The tour will begin in the province of Newfoundland and Labrador and also see the couple travel to Ottawa and Yellowknife, the capital city of the Northwest Territories.

Royal visit to Canada
The Prince of Wales and the Duchess of Cornwall on a previous visit to Canada (Chris Jackson/PA)

Charles is expected to speak about the Queen’s “profound affection she feels for Canada and its people” during the first day.

The tour is part of Canada’s Platinum Jubilee celebrations marking the Queen’s 70-year reign and Charles is also expected to speak of “service to family, to community and to country” which is “what makes Canada so special, and what my family and I have long admired”.

During their three-day trip the couple will also recognise the country’s response to the conflict in Ukraine following Russia’s invasion and meet members of Canada’s Ukrainian community, the largest outside Europe.

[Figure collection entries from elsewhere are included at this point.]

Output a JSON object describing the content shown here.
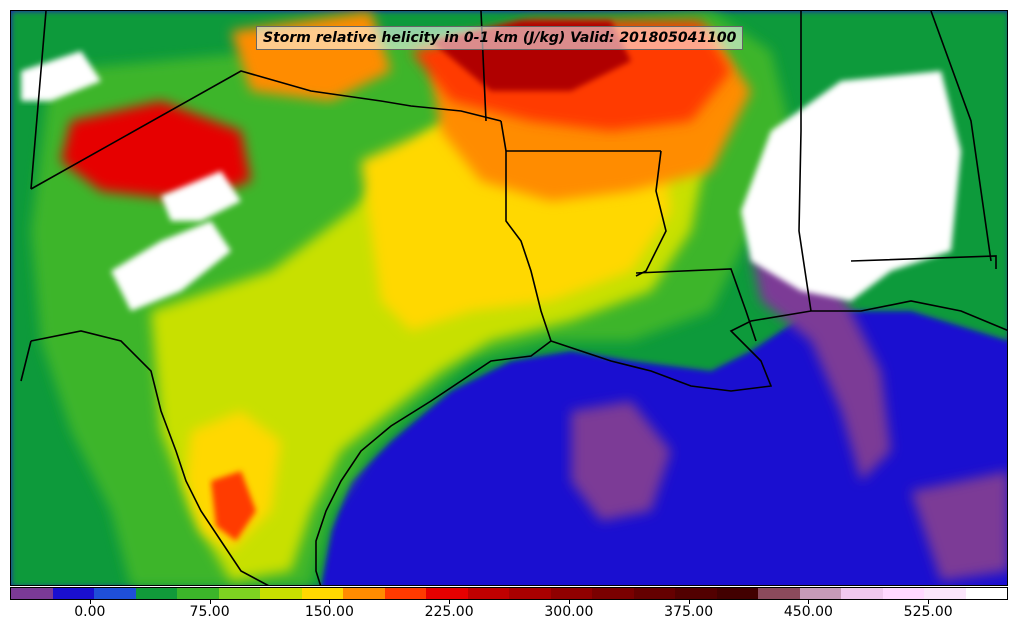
{
  "title": "Storm relative helicity in 0-1 km (J/kg) Valid: 201805041100",
  "colorbar": {
    "colors": [
      "#7b3a96",
      "#1a0fd0",
      "#1f4fd8",
      "#119a3a",
      "#3cb52a",
      "#7ed321",
      "#c8e000",
      "#ffd800",
      "#ff8c00",
      "#ff3a00",
      "#e60000",
      "#c00000",
      "#a80000",
      "#900000",
      "#7a0000",
      "#650000",
      "#520000",
      "#420000",
      "#8b4a5c",
      "#c79bb8",
      "#f0c8ee",
      "#ffd8ff",
      "#fbe6fb",
      "#ffffff"
    ],
    "tick_labels": [
      "0.00",
      "75.00",
      "150.00",
      "225.00",
      "300.00",
      "375.00",
      "450.00",
      "525.00"
    ],
    "tick_values": [
      0,
      75,
      150,
      225,
      300,
      375,
      450,
      525
    ],
    "min": -50,
    "max": 575
  }
}
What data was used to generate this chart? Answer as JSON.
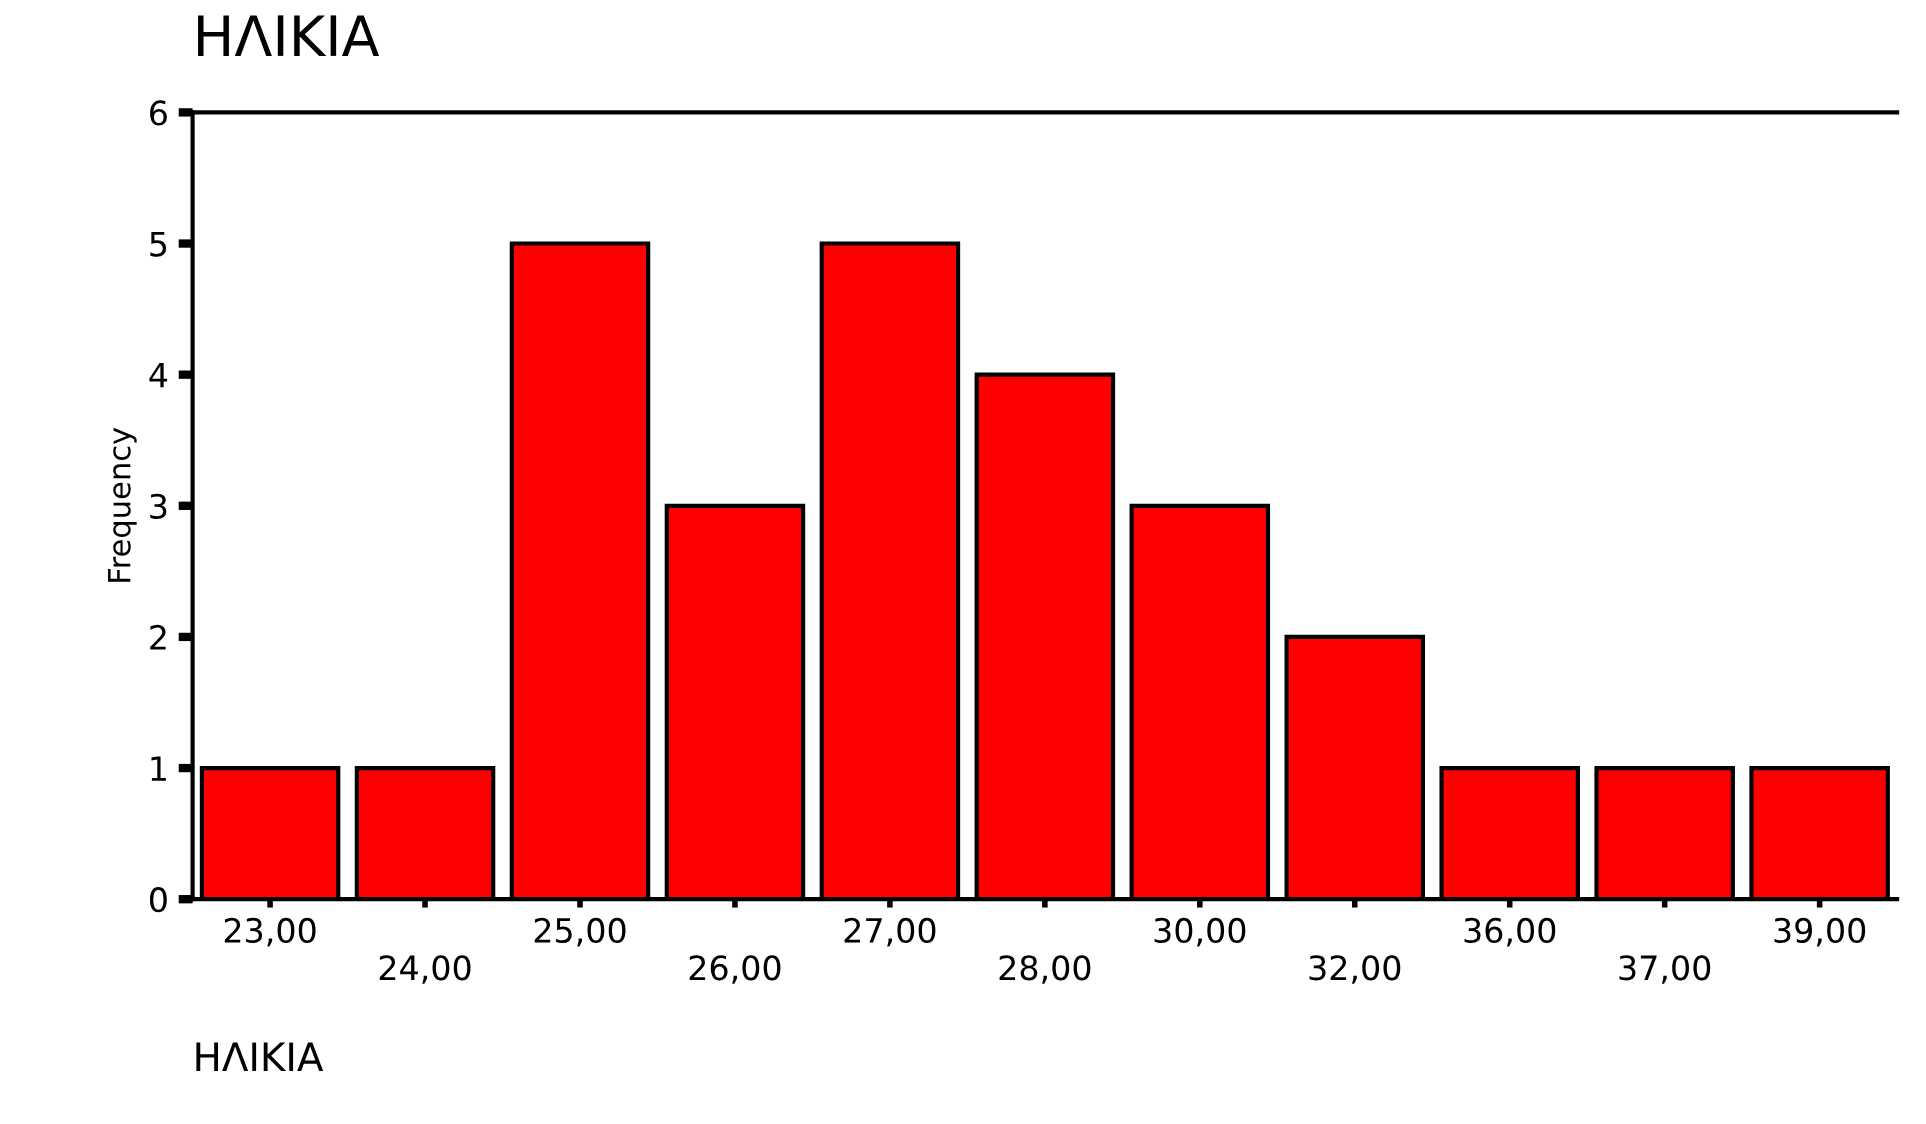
{
  "chart_data": {
    "type": "bar",
    "title": "ΗΛΙΚΙΑ",
    "xlabel": "ΗΛΙΚΙΑ",
    "ylabel": "Frequency",
    "categories": [
      "23,00",
      "24,00",
      "25,00",
      "26,00",
      "27,00",
      "28,00",
      "30,00",
      "32,00",
      "36,00",
      "37,00",
      "39,00"
    ],
    "values": [
      1,
      1,
      5,
      3,
      5,
      4,
      3,
      2,
      1,
      1,
      1
    ],
    "color": "#ff0000",
    "ylim": [
      0,
      6
    ],
    "yticks": [
      0,
      1,
      2,
      3,
      4,
      5,
      6
    ],
    "grid": false,
    "legend": false
  }
}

Charles and Camilla will highlight causes they have championed in the past, from supporting the victims of domestic abuse, highlighting the issue of climate change and recognising the role of Canada’s Armed Forces.

Highlights of the visit will see the couple tour the family-run Quidi Vidi Brewery famous for “iceberg” beer made from 20,000-year-old water harvested from icebergs which migrate seasonally to Newfoundland.

In Ottawa Charles will discuss the impact of global warming and engage with leaders from across public, private and philanthropic sectors working to build a green economy.

With the Northwest Territories warming at about three times the global rate Charles will visit its ice road passage or Yellowknife Bay to see the impact of climate change on local communities.